I am very lucky and excited to be traveling to Jordan this summer for the Lehigh Iacocca International Internship Program (IIIP) in Counseling and Humanitarian Action. I look forward to working with refugees, meeting new people who share my interests, and deepening my cultural knowledge as I prepare for a career in counseling or developmental psychology one day.

However, I’m a little nervous about being the only Lehigh student on an internship. But fortunately, I will be accompanied by other students from various universities across the country.

Through the Office of International Affairs, I learned valuable information and received advice on how to be the best intern possible for the International Training School during my six weeks in the Middle East.

One of the most interesting things I learned during our cultural training sessions at the monthly IIIP meetings was the concept of cross-cultural conflict styles. The model works by labeling individuals with one of four ways people tend to resolve conflict, convey ideas, and solve problems. We discussed this while learning what styles will be seen in our host countries.

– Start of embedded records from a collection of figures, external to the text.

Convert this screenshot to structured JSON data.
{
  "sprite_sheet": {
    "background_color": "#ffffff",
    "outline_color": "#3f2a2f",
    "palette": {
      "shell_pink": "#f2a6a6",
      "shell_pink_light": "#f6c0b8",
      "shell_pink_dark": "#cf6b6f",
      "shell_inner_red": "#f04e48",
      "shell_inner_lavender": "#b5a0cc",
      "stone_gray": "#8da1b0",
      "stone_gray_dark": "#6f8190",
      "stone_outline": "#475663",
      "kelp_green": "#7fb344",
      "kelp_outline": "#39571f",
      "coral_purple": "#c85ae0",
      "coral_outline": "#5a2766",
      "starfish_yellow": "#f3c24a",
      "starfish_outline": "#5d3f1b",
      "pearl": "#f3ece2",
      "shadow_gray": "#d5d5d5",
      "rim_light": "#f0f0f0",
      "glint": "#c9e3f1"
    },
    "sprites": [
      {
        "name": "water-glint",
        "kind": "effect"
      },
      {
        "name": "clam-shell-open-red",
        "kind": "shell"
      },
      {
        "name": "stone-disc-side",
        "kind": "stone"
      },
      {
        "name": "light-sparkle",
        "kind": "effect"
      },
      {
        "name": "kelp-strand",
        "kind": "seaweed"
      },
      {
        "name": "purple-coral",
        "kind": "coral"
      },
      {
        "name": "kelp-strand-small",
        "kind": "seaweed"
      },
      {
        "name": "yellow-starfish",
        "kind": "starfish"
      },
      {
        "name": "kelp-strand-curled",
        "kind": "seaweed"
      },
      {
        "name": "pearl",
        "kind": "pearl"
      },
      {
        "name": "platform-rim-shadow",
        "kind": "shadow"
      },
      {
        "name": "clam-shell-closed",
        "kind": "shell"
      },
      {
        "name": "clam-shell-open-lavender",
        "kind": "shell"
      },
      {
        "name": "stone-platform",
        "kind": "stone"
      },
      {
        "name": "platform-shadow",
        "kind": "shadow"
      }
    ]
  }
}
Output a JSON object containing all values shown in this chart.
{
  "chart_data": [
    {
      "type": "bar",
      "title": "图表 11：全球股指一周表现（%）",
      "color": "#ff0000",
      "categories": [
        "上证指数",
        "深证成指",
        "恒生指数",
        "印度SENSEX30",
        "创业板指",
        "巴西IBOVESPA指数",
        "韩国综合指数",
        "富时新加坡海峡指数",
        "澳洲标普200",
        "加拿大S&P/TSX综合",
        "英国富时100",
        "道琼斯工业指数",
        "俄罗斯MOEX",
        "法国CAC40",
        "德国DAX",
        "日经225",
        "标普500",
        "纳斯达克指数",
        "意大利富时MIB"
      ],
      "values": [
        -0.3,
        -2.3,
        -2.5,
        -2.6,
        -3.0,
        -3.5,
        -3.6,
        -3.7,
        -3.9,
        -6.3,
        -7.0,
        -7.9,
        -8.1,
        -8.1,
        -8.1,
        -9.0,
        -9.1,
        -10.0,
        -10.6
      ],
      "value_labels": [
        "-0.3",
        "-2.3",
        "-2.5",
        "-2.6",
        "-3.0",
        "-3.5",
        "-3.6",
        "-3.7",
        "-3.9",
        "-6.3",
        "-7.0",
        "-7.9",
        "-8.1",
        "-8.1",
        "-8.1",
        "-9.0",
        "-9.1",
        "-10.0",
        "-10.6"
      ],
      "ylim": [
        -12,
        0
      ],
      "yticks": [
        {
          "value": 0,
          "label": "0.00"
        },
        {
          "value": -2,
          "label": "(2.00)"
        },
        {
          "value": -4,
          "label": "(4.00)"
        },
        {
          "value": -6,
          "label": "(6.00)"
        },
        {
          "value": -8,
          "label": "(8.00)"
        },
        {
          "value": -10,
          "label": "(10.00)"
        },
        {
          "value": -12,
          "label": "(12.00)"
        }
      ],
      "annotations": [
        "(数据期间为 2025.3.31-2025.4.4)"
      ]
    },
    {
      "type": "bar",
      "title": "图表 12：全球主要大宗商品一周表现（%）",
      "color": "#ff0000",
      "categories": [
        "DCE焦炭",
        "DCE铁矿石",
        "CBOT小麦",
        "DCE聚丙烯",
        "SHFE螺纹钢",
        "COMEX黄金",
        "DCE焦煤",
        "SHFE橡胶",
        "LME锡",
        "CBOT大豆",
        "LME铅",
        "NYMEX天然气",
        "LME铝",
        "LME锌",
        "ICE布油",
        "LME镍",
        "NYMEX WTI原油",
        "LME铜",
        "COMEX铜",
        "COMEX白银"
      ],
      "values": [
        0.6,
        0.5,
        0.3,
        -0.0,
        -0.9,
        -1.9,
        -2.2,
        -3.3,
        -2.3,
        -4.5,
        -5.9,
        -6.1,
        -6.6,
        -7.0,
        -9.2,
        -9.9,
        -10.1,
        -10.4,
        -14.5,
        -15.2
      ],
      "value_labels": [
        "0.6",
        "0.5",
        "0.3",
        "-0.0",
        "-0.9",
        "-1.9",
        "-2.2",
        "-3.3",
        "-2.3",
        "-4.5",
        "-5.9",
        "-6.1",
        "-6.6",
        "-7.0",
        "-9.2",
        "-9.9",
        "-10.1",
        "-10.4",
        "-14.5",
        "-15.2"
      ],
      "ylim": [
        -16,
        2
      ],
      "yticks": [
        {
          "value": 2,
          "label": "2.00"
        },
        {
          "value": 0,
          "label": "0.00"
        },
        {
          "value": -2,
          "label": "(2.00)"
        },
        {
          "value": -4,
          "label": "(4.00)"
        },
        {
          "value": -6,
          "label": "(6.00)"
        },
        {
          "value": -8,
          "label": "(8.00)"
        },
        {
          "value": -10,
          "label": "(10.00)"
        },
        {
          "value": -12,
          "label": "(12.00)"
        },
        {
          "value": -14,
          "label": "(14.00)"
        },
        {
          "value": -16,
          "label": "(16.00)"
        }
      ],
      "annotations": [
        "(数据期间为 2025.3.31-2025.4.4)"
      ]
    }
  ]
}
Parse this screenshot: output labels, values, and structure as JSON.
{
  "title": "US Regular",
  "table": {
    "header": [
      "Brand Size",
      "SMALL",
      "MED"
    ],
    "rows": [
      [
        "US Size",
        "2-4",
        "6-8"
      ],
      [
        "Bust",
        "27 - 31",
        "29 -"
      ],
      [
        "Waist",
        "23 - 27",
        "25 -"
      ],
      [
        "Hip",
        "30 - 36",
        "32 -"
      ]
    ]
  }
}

Cross-cultural conflict styles depend on two axes: a direct or indirect approach to communication and emotional expression or emotional restraint. The categories are listed as discussion (direct, emotional restraint), engagement (direct, emotional expression), accommodation (indirect, emotional restraint), and dynamic (indirect, emotional expression).

Personally, I have found that I am very emotionally restrained when navigating conflict, and prefer to be direct, putting myself in the first category of discussion. I wasn’t surprised by my interest in discussing ideas and perspectives openly, but I was alarmed to find that I was nearing the end of the emotional restraint scale. Not to mention that Jordan’s normative style of conflict is engagement, requiring more emotional expression than I normally exhibit.

It opened my eyes to a pattern of my personality: I’m the type to put the needs of others before my own.

Public speaking, whether it’s a class discussion, debate, or presentation, has helped me assert my opinion and see it as valuable as the ideas of others. I respect my own perspectives, but try to end past cycles in which I keep my thoughts to myself to avoid arguments and tension.

In my past friendships, I sought to keep the peace, at a cost to me.

I kept my thoughts and feelings to myself beforehand to avoid causing conflict, even if I disagreed with someone else’s opinion. Obviously, that wasn’t healthy for me. It made me lose respect from people I liked because they wanted me to say what I thought more often or admit when I had a different opinion from them.

Healthy communication allows for mutual respect, and that’s a work in progress for me. I am grateful that the cultural training session allowed me to reflect on my own personality on a deeper level than I expected.

Not only did the IIIP prepare me to be a good leader, team member and trainee, but it taught me what changes I need to make in my personal life to earn the respect of others.